En contexte de cas groupés survenant dans une collectivité, il est néanmoins recommandé, outre une mise à jour du statut vaccinal, de proposer une troisième dose de vaccin ROR à toute personne vaccinée depuis plus de dix ans.
POINTS FORTS À RETENIR
Les oreillons sont liés à une infection virale généralement bénigne.

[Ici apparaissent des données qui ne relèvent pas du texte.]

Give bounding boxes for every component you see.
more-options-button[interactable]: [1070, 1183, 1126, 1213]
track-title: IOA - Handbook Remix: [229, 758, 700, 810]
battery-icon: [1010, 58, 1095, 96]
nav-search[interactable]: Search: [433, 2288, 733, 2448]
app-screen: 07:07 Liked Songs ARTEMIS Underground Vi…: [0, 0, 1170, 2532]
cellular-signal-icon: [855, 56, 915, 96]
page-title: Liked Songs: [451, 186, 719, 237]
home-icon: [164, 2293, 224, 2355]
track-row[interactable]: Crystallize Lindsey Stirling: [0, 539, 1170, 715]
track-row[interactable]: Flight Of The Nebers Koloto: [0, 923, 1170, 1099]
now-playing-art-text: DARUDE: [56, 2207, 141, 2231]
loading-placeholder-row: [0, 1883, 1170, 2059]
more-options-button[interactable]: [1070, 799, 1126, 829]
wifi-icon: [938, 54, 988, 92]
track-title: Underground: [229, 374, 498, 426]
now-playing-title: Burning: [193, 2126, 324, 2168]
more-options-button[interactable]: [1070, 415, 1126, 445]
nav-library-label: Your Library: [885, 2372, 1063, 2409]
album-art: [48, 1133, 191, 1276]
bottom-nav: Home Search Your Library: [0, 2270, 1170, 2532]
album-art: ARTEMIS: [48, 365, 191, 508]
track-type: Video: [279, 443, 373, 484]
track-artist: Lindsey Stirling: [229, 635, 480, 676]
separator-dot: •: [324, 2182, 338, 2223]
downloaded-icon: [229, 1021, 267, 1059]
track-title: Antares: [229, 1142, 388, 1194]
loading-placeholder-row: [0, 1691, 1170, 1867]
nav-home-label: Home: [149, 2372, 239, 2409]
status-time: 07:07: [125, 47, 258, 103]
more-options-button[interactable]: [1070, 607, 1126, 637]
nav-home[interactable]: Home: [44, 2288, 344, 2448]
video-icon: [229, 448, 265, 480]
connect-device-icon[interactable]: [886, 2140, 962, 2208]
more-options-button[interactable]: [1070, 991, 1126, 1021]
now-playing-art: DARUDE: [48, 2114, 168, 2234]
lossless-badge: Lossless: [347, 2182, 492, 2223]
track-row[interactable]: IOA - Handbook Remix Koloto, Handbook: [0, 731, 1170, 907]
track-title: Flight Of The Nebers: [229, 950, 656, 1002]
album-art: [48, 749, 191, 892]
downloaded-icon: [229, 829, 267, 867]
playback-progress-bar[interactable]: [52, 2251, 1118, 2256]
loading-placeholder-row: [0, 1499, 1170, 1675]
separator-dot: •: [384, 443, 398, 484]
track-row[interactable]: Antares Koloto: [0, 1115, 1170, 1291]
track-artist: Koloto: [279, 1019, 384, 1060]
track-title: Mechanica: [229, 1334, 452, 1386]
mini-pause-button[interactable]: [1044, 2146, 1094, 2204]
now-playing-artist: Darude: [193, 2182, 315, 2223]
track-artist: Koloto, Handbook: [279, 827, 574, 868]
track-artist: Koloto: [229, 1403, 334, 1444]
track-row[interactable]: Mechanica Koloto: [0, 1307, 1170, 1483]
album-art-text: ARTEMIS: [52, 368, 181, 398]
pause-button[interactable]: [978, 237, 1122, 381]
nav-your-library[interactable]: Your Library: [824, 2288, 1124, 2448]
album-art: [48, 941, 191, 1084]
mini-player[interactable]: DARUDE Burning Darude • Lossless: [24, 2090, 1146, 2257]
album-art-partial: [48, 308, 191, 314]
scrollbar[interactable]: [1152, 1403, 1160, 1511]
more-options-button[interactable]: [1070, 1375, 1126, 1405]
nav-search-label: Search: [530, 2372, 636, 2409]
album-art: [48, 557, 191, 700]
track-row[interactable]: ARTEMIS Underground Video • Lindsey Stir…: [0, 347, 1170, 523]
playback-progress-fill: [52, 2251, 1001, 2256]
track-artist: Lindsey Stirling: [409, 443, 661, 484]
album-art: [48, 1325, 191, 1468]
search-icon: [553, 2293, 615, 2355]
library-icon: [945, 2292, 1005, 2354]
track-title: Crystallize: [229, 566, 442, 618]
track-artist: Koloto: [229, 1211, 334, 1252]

Le virus ourlien est un virus à fort tropisme glandulaire et neurologique, dont la manifestation la plus typique est la parotidite ourlienne. Des formes glandulaires extrasalivaires (orchite, pancréatite) mais aussi extraglandulaires (méningites, encéphalites) sont possibles.
Le diagnostic est essentiellement clinique, mais une confirmation diagnostique peut être souhaitable en contexte épidémique.
Les oreillons font partie des infections virales à prévention vaccinale, et la vaccination est obligatoire en France pour tous les enfants à partir de l’âge de 12 mois. Il n’existe aucun traitement antiviral spécifique.
Si l’incidence des oreillons a nettement diminué dans les pays développés grâce à la vaccination, des épidémies sont régulièrement décrites dans certains environnements (communautés peu vaccinées, écoles, universités).